Dopo la morte di Pietro II nel 1730, le condizioni videro un modesto miglioramento quando Anna di Russia, influenzata dai tedeschi, salì al trono. Eulero avanzò rapidamente all'interno dell'accademia, assicurandosi una cattedra di fisica nel 1731. Si dimise anche dalla Marina russa, rifiutando una promozione a tenente. Due anni dopo, Daniel Bernoulli, frustrato dalla censura e dall’antagonismo incontrati a San Pietroburgo, partì per Basilea. Successivamente Eulero assunse la guida del dipartimento di matematica. Nel gennaio 1734 sposò Katharina Gsell (1707–1773), la figlia di Georg Gsell. Federico II tentò di reclutare Eulero per la sua nascente Accademia di Berlino nel 1740, ma Eulero inizialmente preferì rimanere a San Pietroburgo. Tuttavia, dopo la morte dell'imperatrice Anna e l'accordo di Federico II di eguagliare lo stipendio russo di Eulero di 1600 scudi, Eulero acconsentì a trasferirsi a Berlino. Nel 1741 chiese formalmente il permesso di trasferirsi a Berlino, citando la necessità di un clima più mite per il suo peggioramento della vista.

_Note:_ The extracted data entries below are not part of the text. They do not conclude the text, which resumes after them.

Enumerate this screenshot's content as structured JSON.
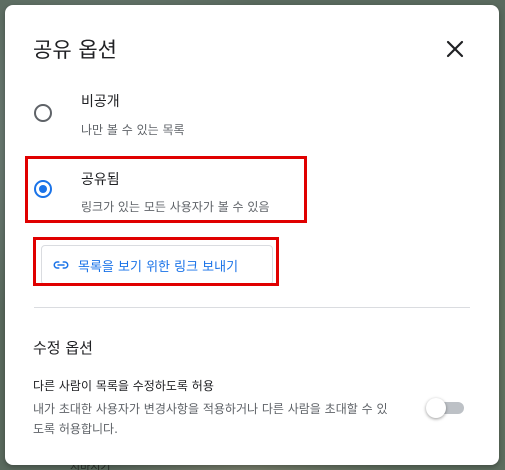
{
  "dialog": {
    "title": "공유 옵션",
    "close_icon": "close-icon"
  },
  "visibility": {
    "options": [
      {
        "label": "비공개",
        "description": "나만 볼 수 있는 목록",
        "selected": false
      },
      {
        "label": "공유됨",
        "description": "링크가 있는 모든 사용자가 볼 수 있음",
        "selected": true
      }
    ],
    "send_link": {
      "label": "목록을 보기 위한 링크 보내기",
      "icon": "link-icon"
    }
  },
  "edit_options": {
    "title": "수정 옵션",
    "allow_label": "다른 사람이 목록을 수정하도록 허용",
    "allow_description": "내가 초대한 사용자가 변경사항을 적용하거나 다른 사람을 초대할 수 있도록 허용합니다.",
    "enabled": false
  },
  "background": {
    "text": "지바지기"
  },
  "colors": {
    "accent": "#1a73e8",
    "highlight": "#e00000"
  }
}
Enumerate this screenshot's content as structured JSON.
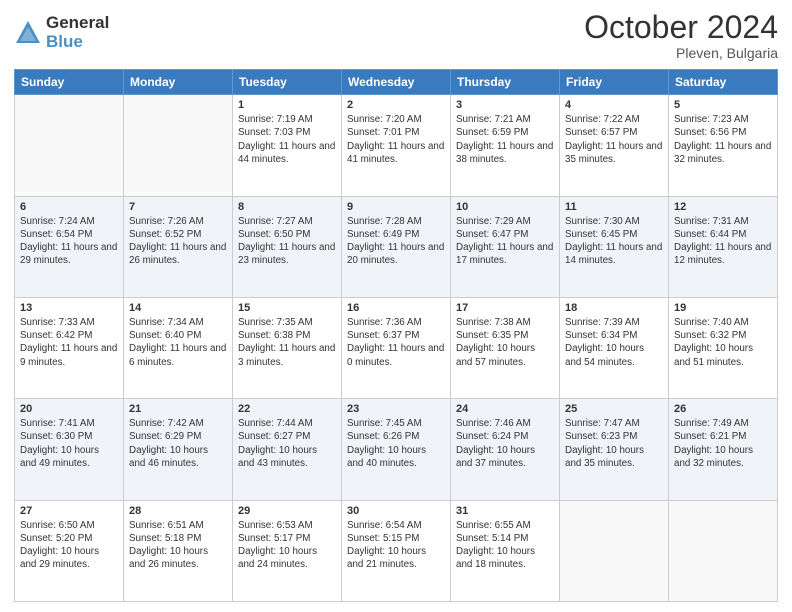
{
  "header": {
    "logo_general": "General",
    "logo_blue": "Blue",
    "month_title": "October 2024",
    "location": "Pleven, Bulgaria"
  },
  "days_of_week": [
    "Sunday",
    "Monday",
    "Tuesday",
    "Wednesday",
    "Thursday",
    "Friday",
    "Saturday"
  ],
  "weeks": [
    [
      {
        "day": "",
        "content": ""
      },
      {
        "day": "",
        "content": ""
      },
      {
        "day": "1",
        "content": "Sunrise: 7:19 AM\nSunset: 7:03 PM\nDaylight: 11 hours and 44 minutes."
      },
      {
        "day": "2",
        "content": "Sunrise: 7:20 AM\nSunset: 7:01 PM\nDaylight: 11 hours and 41 minutes."
      },
      {
        "day": "3",
        "content": "Sunrise: 7:21 AM\nSunset: 6:59 PM\nDaylight: 11 hours and 38 minutes."
      },
      {
        "day": "4",
        "content": "Sunrise: 7:22 AM\nSunset: 6:57 PM\nDaylight: 11 hours and 35 minutes."
      },
      {
        "day": "5",
        "content": "Sunrise: 7:23 AM\nSunset: 6:56 PM\nDaylight: 11 hours and 32 minutes."
      }
    ],
    [
      {
        "day": "6",
        "content": "Sunrise: 7:24 AM\nSunset: 6:54 PM\nDaylight: 11 hours and 29 minutes."
      },
      {
        "day": "7",
        "content": "Sunrise: 7:26 AM\nSunset: 6:52 PM\nDaylight: 11 hours and 26 minutes."
      },
      {
        "day": "8",
        "content": "Sunrise: 7:27 AM\nSunset: 6:50 PM\nDaylight: 11 hours and 23 minutes."
      },
      {
        "day": "9",
        "content": "Sunrise: 7:28 AM\nSunset: 6:49 PM\nDaylight: 11 hours and 20 minutes."
      },
      {
        "day": "10",
        "content": "Sunrise: 7:29 AM\nSunset: 6:47 PM\nDaylight: 11 hours and 17 minutes."
      },
      {
        "day": "11",
        "content": "Sunrise: 7:30 AM\nSunset: 6:45 PM\nDaylight: 11 hours and 14 minutes."
      },
      {
        "day": "12",
        "content": "Sunrise: 7:31 AM\nSunset: 6:44 PM\nDaylight: 11 hours and 12 minutes."
      }
    ],
    [
      {
        "day": "13",
        "content": "Sunrise: 7:33 AM\nSunset: 6:42 PM\nDaylight: 11 hours and 9 minutes."
      },
      {
        "day": "14",
        "content": "Sunrise: 7:34 AM\nSunset: 6:40 PM\nDaylight: 11 hours and 6 minutes."
      },
      {
        "day": "15",
        "content": "Sunrise: 7:35 AM\nSunset: 6:38 PM\nDaylight: 11 hours and 3 minutes."
      },
      {
        "day": "16",
        "content": "Sunrise: 7:36 AM\nSunset: 6:37 PM\nDaylight: 11 hours and 0 minutes."
      },
      {
        "day": "17",
        "content": "Sunrise: 7:38 AM\nSunset: 6:35 PM\nDaylight: 10 hours and 57 minutes."
      },
      {
        "day": "18",
        "content": "Sunrise: 7:39 AM\nSunset: 6:34 PM\nDaylight: 10 hours and 54 minutes."
      },
      {
        "day": "19",
        "content": "Sunrise: 7:40 AM\nSunset: 6:32 PM\nDaylight: 10 hours and 51 minutes."
      }
    ],
    [
      {
        "day": "20",
        "content": "Sunrise: 7:41 AM\nSunset: 6:30 PM\nDaylight: 10 hours and 49 minutes."
      },
      {
        "day": "21",
        "content": "Sunrise: 7:42 AM\nSunset: 6:29 PM\nDaylight: 10 hours and 46 minutes."
      },
      {
        "day": "22",
        "content": "Sunrise: 7:44 AM\nSunset: 6:27 PM\nDaylight: 10 hours and 43 minutes."
      },
      {
        "day": "23",
        "content": "Sunrise: 7:45 AM\nSunset: 6:26 PM\nDaylight: 10 hours and 40 minutes."
      },
      {
        "day": "24",
        "content": "Sunrise: 7:46 AM\nSunset: 6:24 PM\nDaylight: 10 hours and 37 minutes."
      },
      {
        "day": "25",
        "content": "Sunrise: 7:47 AM\nSunset: 6:23 PM\nDaylight: 10 hours and 35 minutes."
      },
      {
        "day": "26",
        "content": "Sunrise: 7:49 AM\nSunset: 6:21 PM\nDaylight: 10 hours and 32 minutes."
      }
    ],
    [
      {
        "day": "27",
        "content": "Sunrise: 6:50 AM\nSunset: 5:20 PM\nDaylight: 10 hours and 29 minutes."
      },
      {
        "day": "28",
        "content": "Sunrise: 6:51 AM\nSunset: 5:18 PM\nDaylight: 10 hours and 26 minutes."
      },
      {
        "day": "29",
        "content": "Sunrise: 6:53 AM\nSunset: 5:17 PM\nDaylight: 10 hours and 24 minutes."
      },
      {
        "day": "30",
        "content": "Sunrise: 6:54 AM\nSunset: 5:15 PM\nDaylight: 10 hours and 21 minutes."
      },
      {
        "day": "31",
        "content": "Sunrise: 6:55 AM\nSunset: 5:14 PM\nDaylight: 10 hours and 18 minutes."
      },
      {
        "day": "",
        "content": ""
      },
      {
        "day": "",
        "content": ""
      }
    ]
  ]
}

L'Accademia russa ha accolto la sua richiesta, accettando di ricompensarlo di 200 rubli all'anno come membro attivo.

Il periodo berlinese (1741–1766)

Motivato dalla continua instabilità politica in Russia, Eulero lasciò San Pietroburgo nel giugno 1741 per accettare un posto presso l'Accademia di Berlino, un'offerta estesa da Federico il Grande di Prussia. Ha risieduto a Berlino per 25 anni, durante i quali è autore di centinaia di articoli accademici. Il suo lavoro fondamentale sulle funzioni, intitolato Introductio in analysin infinitorum, fu pubblicato nel 1748, seguito da un trattato sul calcolo differenziale, Institutiones calculi differenzialis, nel 1755. Sempre nel 1755, ottenne l'elezione come membro straniero sia dell'Accademia reale svedese delle scienze che dell'Accademia francese delle scienze. Tra gli studenti illustri di Eulero a Berlino c'era Stepan Rumovsky, successivamente riconosciuto come l'astronomo inaugurale della Russia. Nel 1748 rifiutò l'invito dell'Università di Basilea a succedere al recentemente scomparso Johann Bernoulli. Nel 1753 acquistò una residenza a Charlottenburg, dove visse con la sua famiglia e la madre vedova.

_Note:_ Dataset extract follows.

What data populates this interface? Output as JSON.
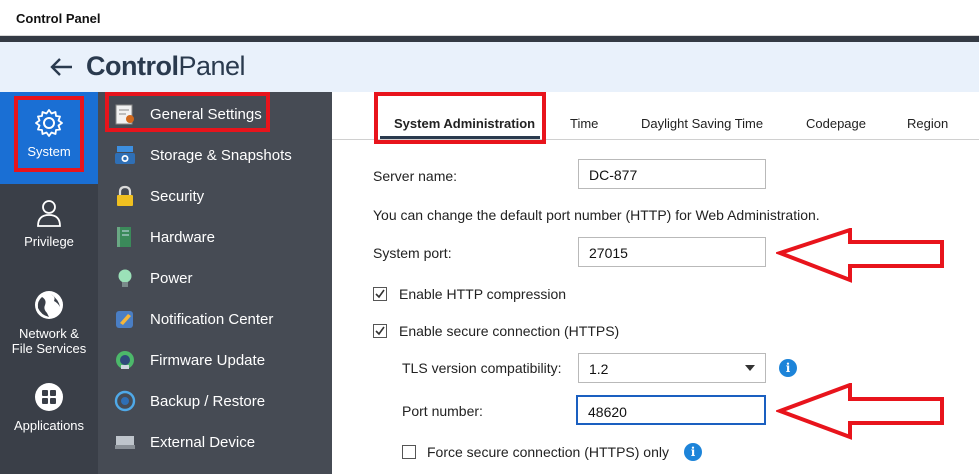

Eulero assunse il ruolo di tutore di Friederike Charlotte di Brandeburgo-Schwedt, principessa di Anhalt-Dessau e nipote di Federico. Durante i primi anni Sessanta del Settecento, compose per lei oltre 200 lettere, successivamente raccolte in un volume intitolato Lettere di Eulero su diversi argomenti di filosofia naturale indirizzate a una principessa tedesca. Questa pubblicazione presentava le delucidazioni di Eulero su diversi argomenti di fisica e matematica, fornendo allo stesso tempo spunti significativi sul suo carattere e sulle sue convinzioni teologiche. L'opera fu tradotta in numerose lingue, diffusa in tutta Europa e negli Stati Uniti e ottenne un numero di lettori maggiore di qualsiasi altro dei suoi trattati puramente matematici. Il diffuso fascino delle Lettere sottolinea l'eccezionale capacità di Eulero di trasmettere concetti scientifici complessi a un pubblico generale, un attributo raro per un ricercatore impegnato.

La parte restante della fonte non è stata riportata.